Я напряженно вглядываюсь в рассказчика: смуглый широкоплечий парень говорит неторопливо, весомо, уверенно. Его слушают, затаив дыхание, он сидит на верхних нарах, окруженный группой своих, чувствуется, что он атаман среди них, ему скручивают самокрутку, он небрежно, не глядя, берет ее, извлекает из кармана «кишку», кремень, ударяет несколько раз по кремню кресалом — вата начинает тлеть, он закуривает, тушит «кишку» в гильзе и, сплюнув, продолжает:

— В Макарьеве, паря, мы за одну гулянку четырех девок спортили…
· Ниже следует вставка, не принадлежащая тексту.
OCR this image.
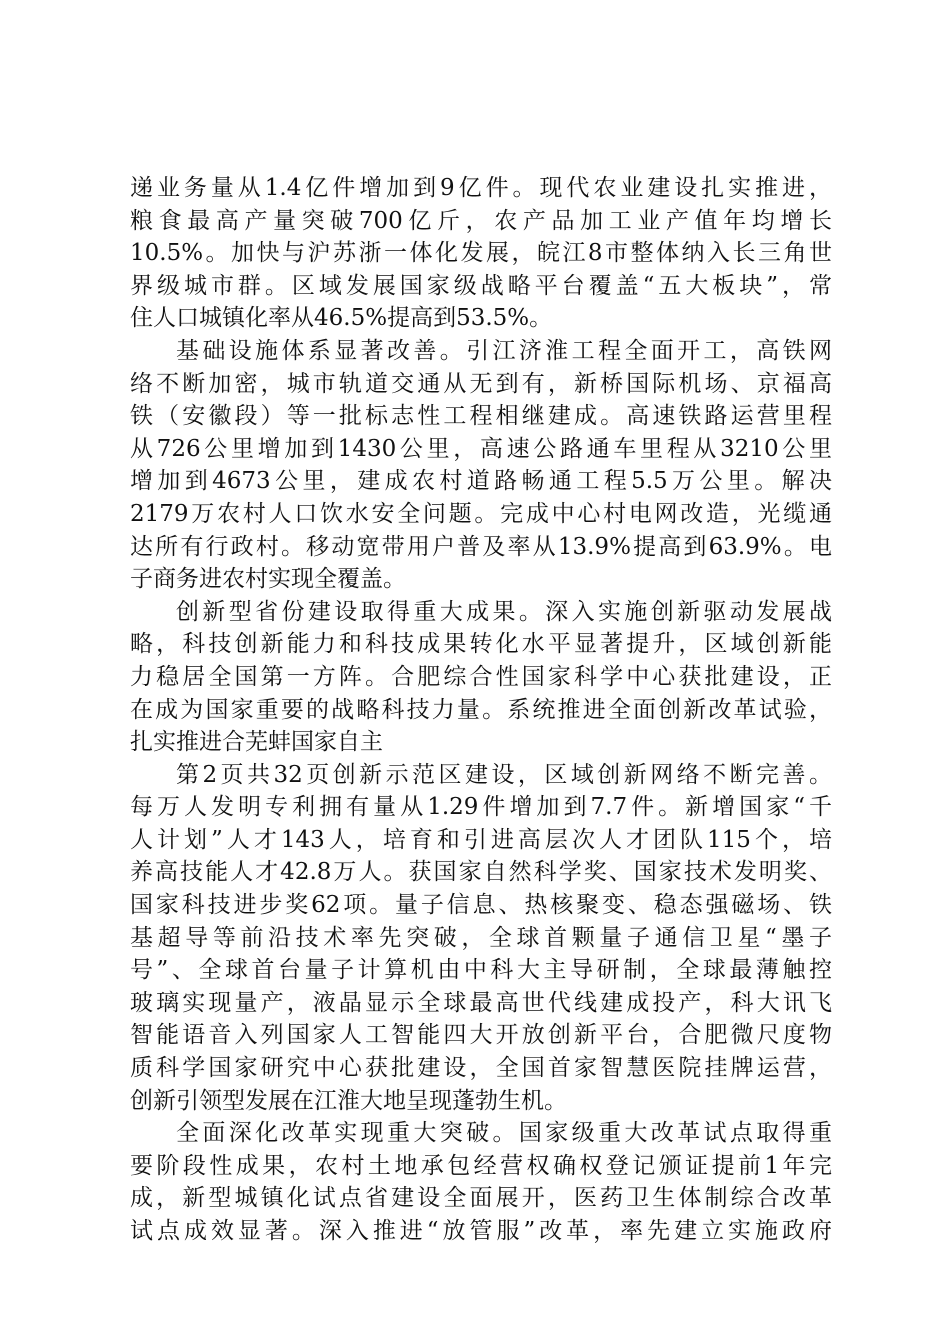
递业务量从1.4亿件增加到9亿件。现代农业建设扎实推进，
粮食最高产量突破700亿斤，农产品加工业产值年均增长
10.5%。加快与沪苏浙一体化发展，皖江8市整体纳入长三角世
界级城市群。区域发展国家级战略平台覆盖“五大板块”，常
住人口城镇化率从46.5%提高到53.5%。
基础设施体系显著改善。引江济淮工程全面开工，高铁网
络不断加密，城市轨道交通从无到有，新桥国际机场、京福高
铁（安徽段）等一批标志性工程相继建成。高速铁路运营里程
从726公里增加到1430公里，高速公路通车里程从3210公里
增加到4673公里，建成农村道路畅通工程5.5万公里。解决
2179万农村人口饮水安全问题。完成中心村电网改造，光缆通
达所有行政村。移动宽带用户普及率从13.9%提高到63.9%。电
子商务进农村实现全覆盖。
创新型省份建设取得重大成果。深入实施创新驱动发展战
略，科技创新能力和科技成果转化水平显著提升，区域创新能
力稳居全国第一方阵。合肥综合性国家科学中心获批建设，正
在成为国家重要的战略科技力量。系统推进全面创新改革试验，
扎实推进合芜蚌国家自主
第2页共32页创新示范区建设，区域创新网络不断完善。
每万人发明专利拥有量从1.29件增加到7.7件。新增国家“千
人计划”人才143人，培育和引进高层次人才团队115个，培
养高技能人才42.8万人。获国家自然科学奖、国家技术发明奖、
国家科技进步奖62项。量子信息、热核聚变、稳态强磁场、铁
基超导等前沿技术率先突破，全球首颗量子通信卫星“墨子
号”、全球首台量子计算机由中科大主导研制，全球最薄触控
玻璃实现量产，液晶显示全球最高世代线建成投产，科大讯飞
智能语音入列国家人工智能四大开放创新平台，合肥微尺度物
质科学国家研究中心获批建设，全国首家智慧医院挂牌运营，
创新引领型发展在江淮大地呈现蓬勃生机。
全面深化改革实现重大突破。国家级重大改革试点取得重
要阶段性成果，农村土地承包经营权确权登记颁证提前1年完
成，新型城镇化试点省建设全面展开，医药卫生体制综合改革
试点成效显著。深入推进“放管服”改革，率先建立实施政府
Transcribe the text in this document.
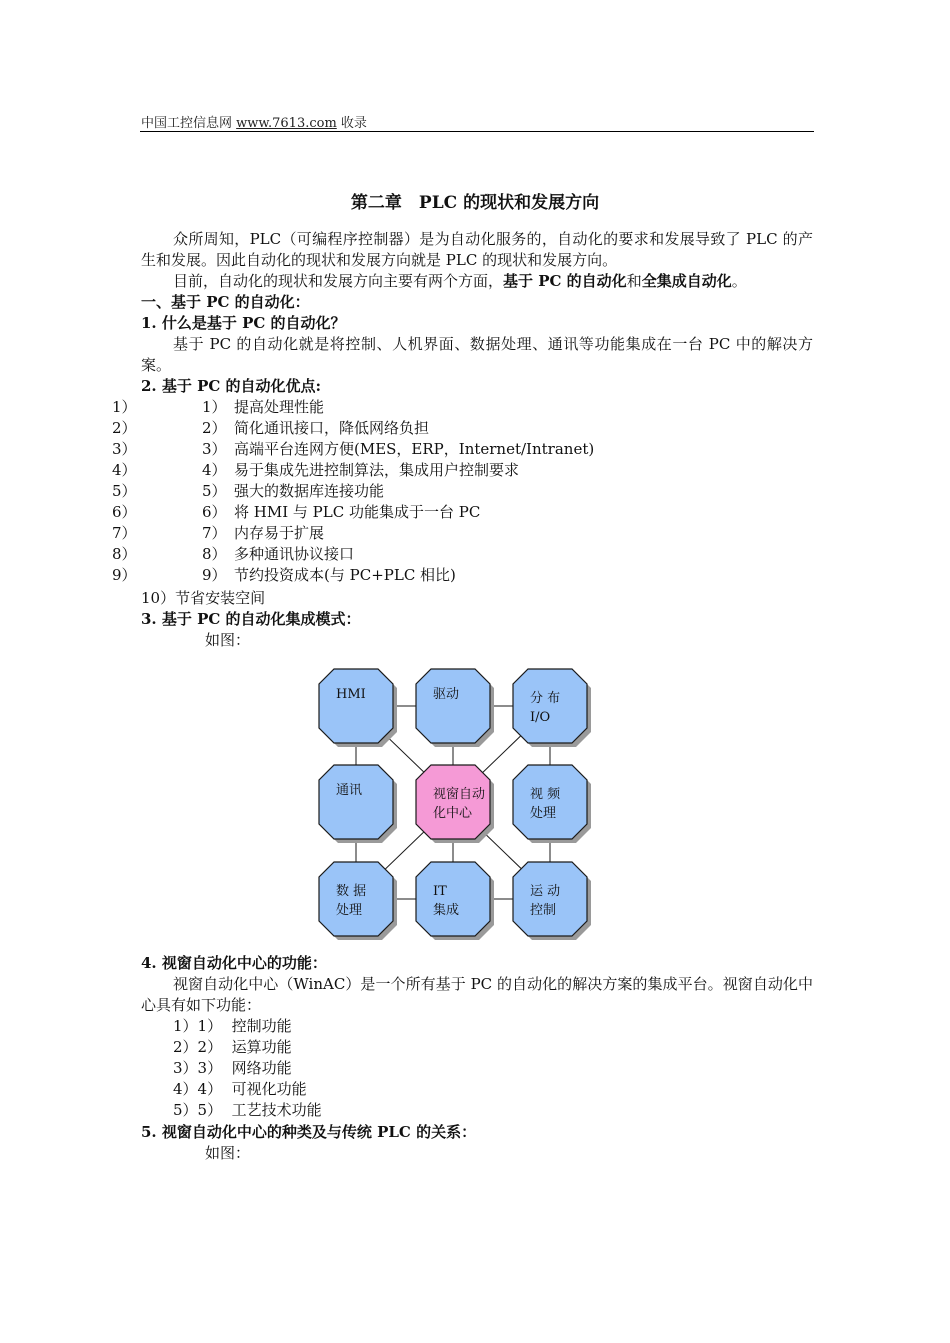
中国工控信息网 www.7613.com 收录
第二章　PLC 的现状和发展方向
众所周知，PLC（可编程序控制器）是为自动化服务的，自动化的要求和发展导致了 PLC 的产生和发展。因此自动化的现状和发展方向就是 PLC 的现状和发展方向。
目前，自动化的现状和发展方向主要有两个方面，基于 PC 的自动化和全集成自动化。
一、基于 PC 的自动化：
1. 什么是基于 PC 的自动化？
基于 PC 的自动化就是将控制、人机界面、数据处理、通讯等功能集成在一台 PC 中的解决方案。
2. 基于 PC 的自动化优点:
1）	1） 提高处理性能
2）	2） 简化通讯接口，降低网络负担
3）	3） 高端平台连网方便(MES，ERP，Internet/Intranet)
4）	4） 易于集成先进控制算法，集成用户控制要求
5）	5） 强大的数据库连接功能
6）	6） 将 HMI 与 PLC 功能集成于一台 PC
7）	7） 内存易于扩展
8）	8） 多种通讯协议接口
9）	9） 节约投资成本(与 PC+PLC 相比)
10）节省安装空间
3. 基于 PC 的自动化集成模式：
如图：
HMI	驱动	分 布
I/O
通讯	视窗自动
化中心
视 频
处理
数 据
处理
IT
集成
运 动
控制
4. 视窗自动化中心的功能：
视窗自动化中心（WinAC）是一个所有基于 PC 的自动化的解决方案的集成平台。视窗自动化中心具有如下功能：
1）1） 控制功能
2）2） 运算功能
3）3） 网络功能
4）4） 可视化功能
5）5） 工艺技术功能
5. 视窗自动化中心的种类及与传统 PLC 的关系：
如图：
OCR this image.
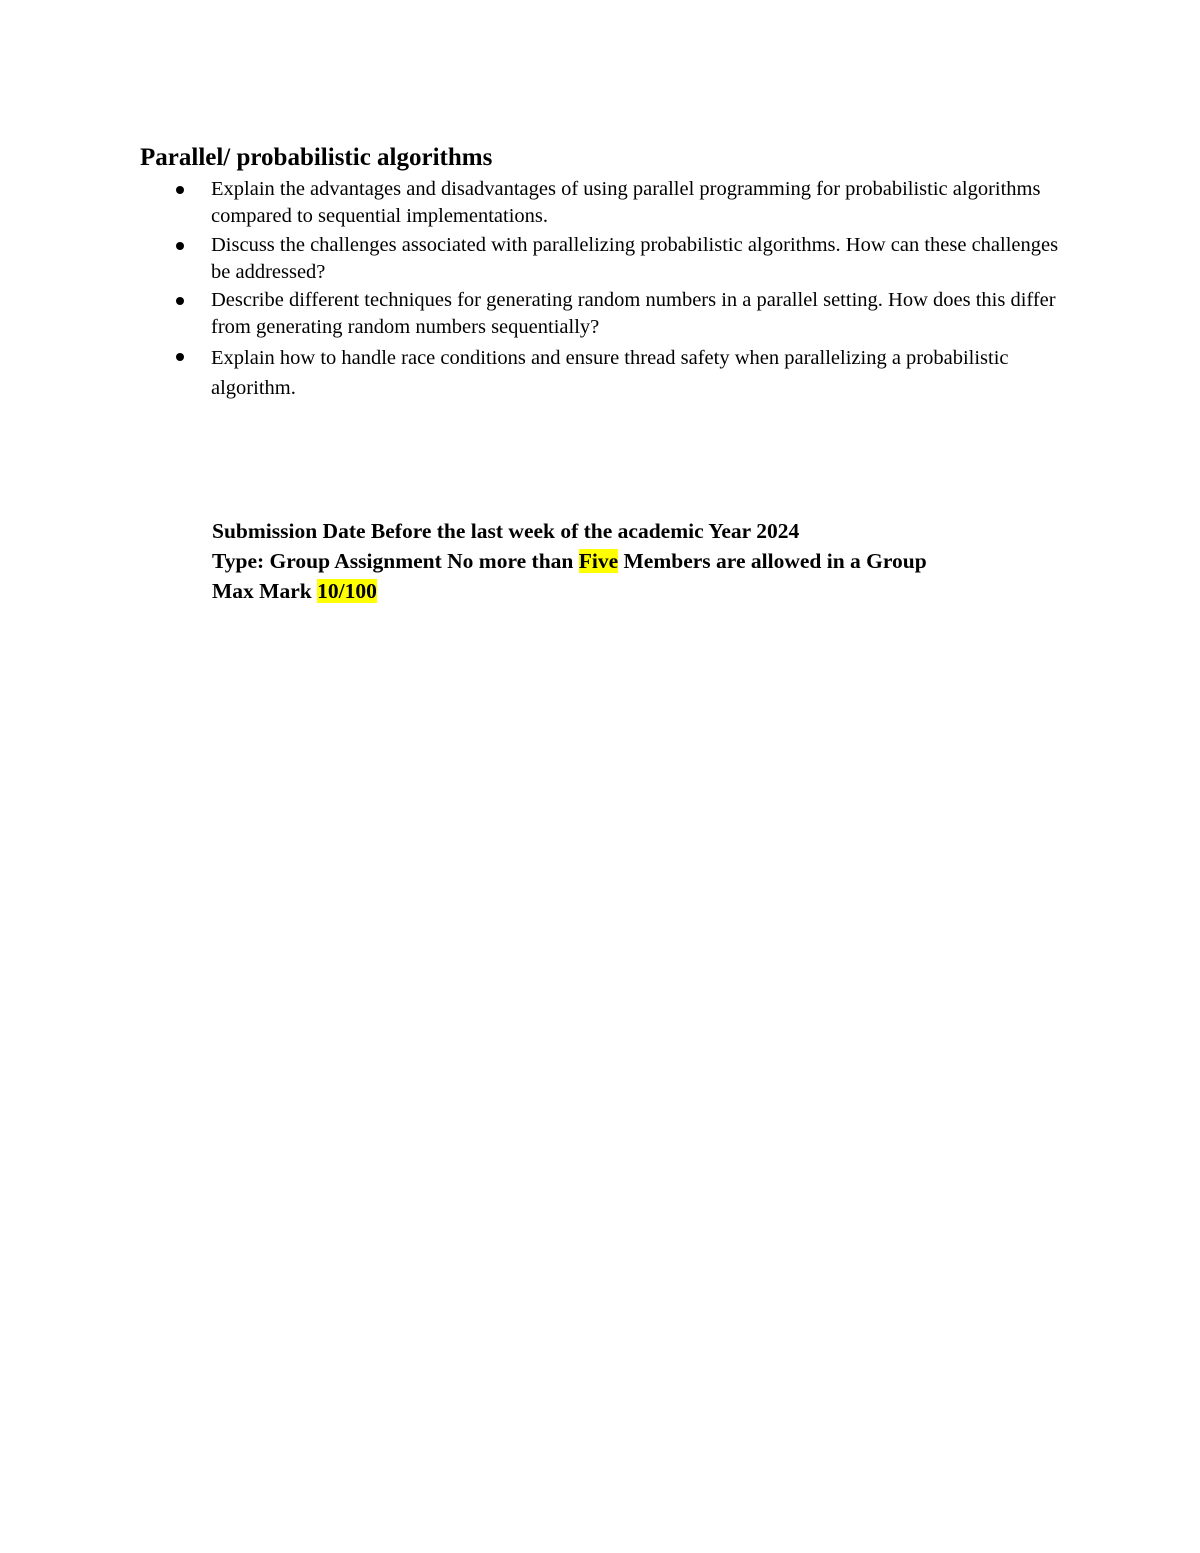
Parallel/ probabilistic algorithms
Explain the advantages and disadvantages of using parallel programming for probabilistic algorithms compared to sequential implementations.
Discuss the challenges associated with parallelizing probabilistic algorithms. How can these challenges be addressed?
Describe different techniques for generating random numbers in a parallel setting. How does this differ from generating random numbers sequentially?
Explain how to handle race conditions and ensure thread safety when parallelizing a probabilistic algorithm.
Submission Date Before the last week of the academic Year 2024
Type: Group Assignment No more than Five Members are allowed in a Group
Max Mark 10/100
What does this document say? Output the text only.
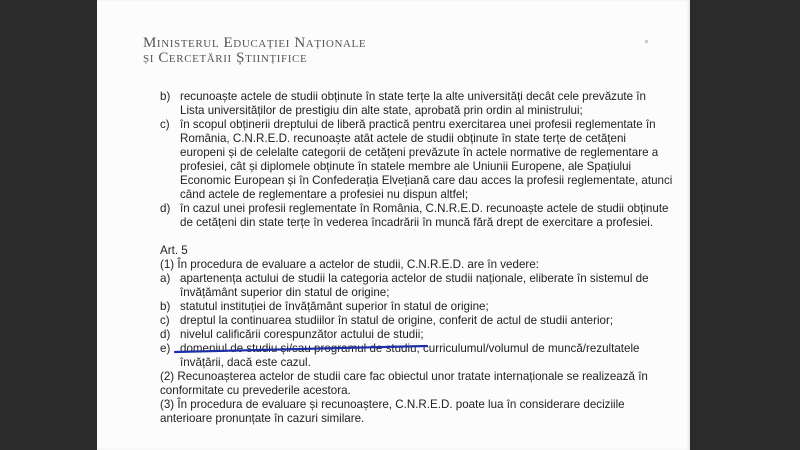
Ministerul Educației Naționale
și Cercetării Științifice
b) recunoaște actele de studii obținute în state terțe la alte universități decât cele prevăzute în
Lista universităților de prestigiu din alte state, aprobată prin ordin al ministrului;
c) în scopul obținerii dreptului de liberă practică pentru exercitarea unei profesii reglementate în
România, C.N.R.E.D. recunoaște atât actele de studii obținute în state terțe de cetățeni
europeni și de celelalte categorii de cetățeni prevăzute în actele normative de reglementare a
profesiei, cât și diplomele obținute în statele membre ale Uniunii Europene, ale Spațiului
Economic European și în Confederația Elvețiană care dau acces la profesii reglementate, atunci
când actele de reglementare a profesiei nu dispun altfel;
d) în cazul unei profesii reglementate în România, C.N.R.E.D. recunoaște actele de studii obținute
de cetățeni din state terțe în vederea încadrării în muncă fără drept de exercitare a profesiei.
Art. 5
(1) În procedura de evaluare a actelor de studii, C.N.R.E.D. are în vedere:
a) apartenența actului de studii la categoria actelor de studii naționale, eliberate în sistemul de
învățământ superior din statul de origine;
b) statutul instituției de învățământ superior în statul de origine;
c) dreptul la continuarea studiilor în statul de origine, conferit de actul de studii anterior;
d) nivelul calificării corespunzător actului de studii;
e) domeniul de studiu și/sau programul de studiu, curriculumul/volumul de muncă/rezultatele
învățării, dacă este cazul.
(2) Recunoașterea actelor de studii care fac obiectul unor tratate internaționale se realizează în
conformitate cu prevederile acestora.
(3) În procedura de evaluare și recunoaștere, C.N.R.E.D. poate lua în considerare deciziile
anterioare pronunțate în cazuri similare.
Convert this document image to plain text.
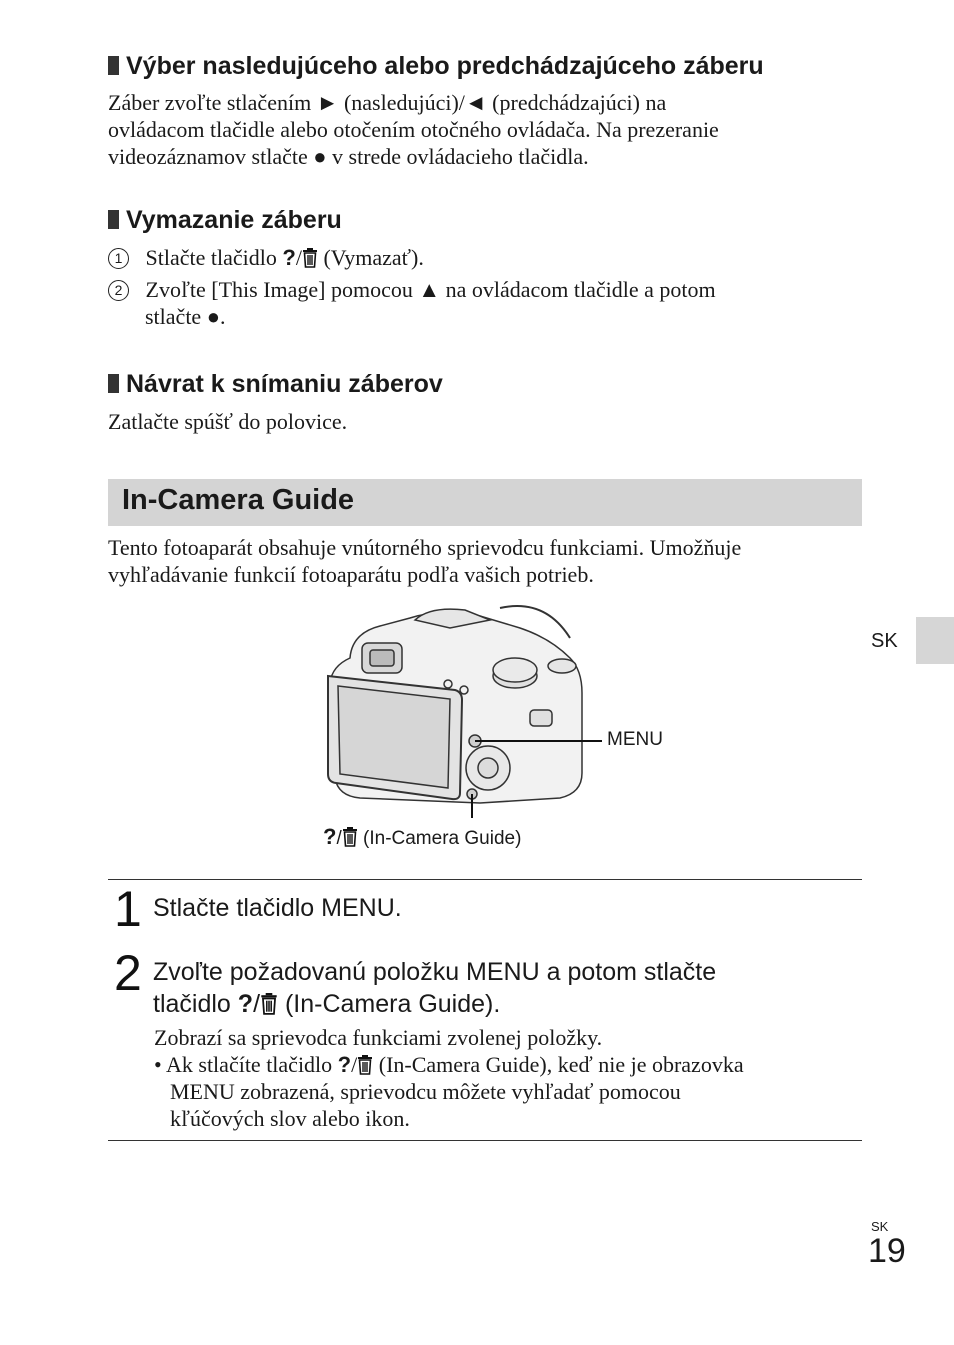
Výber nasledujúceho alebo predchádzajúceho záberu
Záber zvoľte stlačením ► (nasledujúci)/◄ (predchádzajúci) na
ovládacom tlačidle alebo otočením otočného ovládača. Na prezeranie
videozáznamov stlačte ● v strede ovládacieho tlačidla.
Vymazanie záberu
1 Stlačte tlačidlo ?/ (Vymazať).
2 Zvoľte [This Image] pomocou ▲ na ovládacom tlačidle a potom
stlačte ●.
Návrat k snímaniu záberov
Zatlačte spúšť do polovice.
In-Camera Guide
Tento fotoaparát obsahuje vnútorného sprievodcu funkciami. Umožňuje
vyhľadávanie funkcií fotoaparátu podľa vašich potrieb.
MENU
?/ (In-Camera Guide)
1 Stlačte tlačidlo MENU.
2 Zvoľte požadovanú položku MENU a potom stlačte
tlačidlo ?/ (In-Camera Guide).
Zobrazí sa sprievodca funkciami zvolenej položky.
• Ak stlačíte tlačidlo ?/ (In-Camera Guide), keď nie je obrazovka
MENU zobrazená, sprievodcu môžete vyhľadať pomocou
kľúčových slov alebo ikon.
SK
SK
19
Я не верю ушам своим — как можно о таком говорить вслух, спокойно… И что со мной? Сидит рядом живая сволочь, насильник, негодяй, а я слушаю его, не встаю, не даю ему по морде… надо немедленно вызвать командира, чтобы этого гада взяли и судили… Но почему-то я продолжаю оставаться на месте, парализованный тем, с каким вниманием, интересом и одобрением следит весь вагон за его рассказом! Меня раздирают противоречивые чувства, каждое слово смуглого отпечатывается во мне, но вот начинает говорить другой, третий, и я начинаю понимать, что никто не осуждает, наоборот, — эти рассказы воспринимаются как бравада, они вызывают уважение и поднимают авторитет.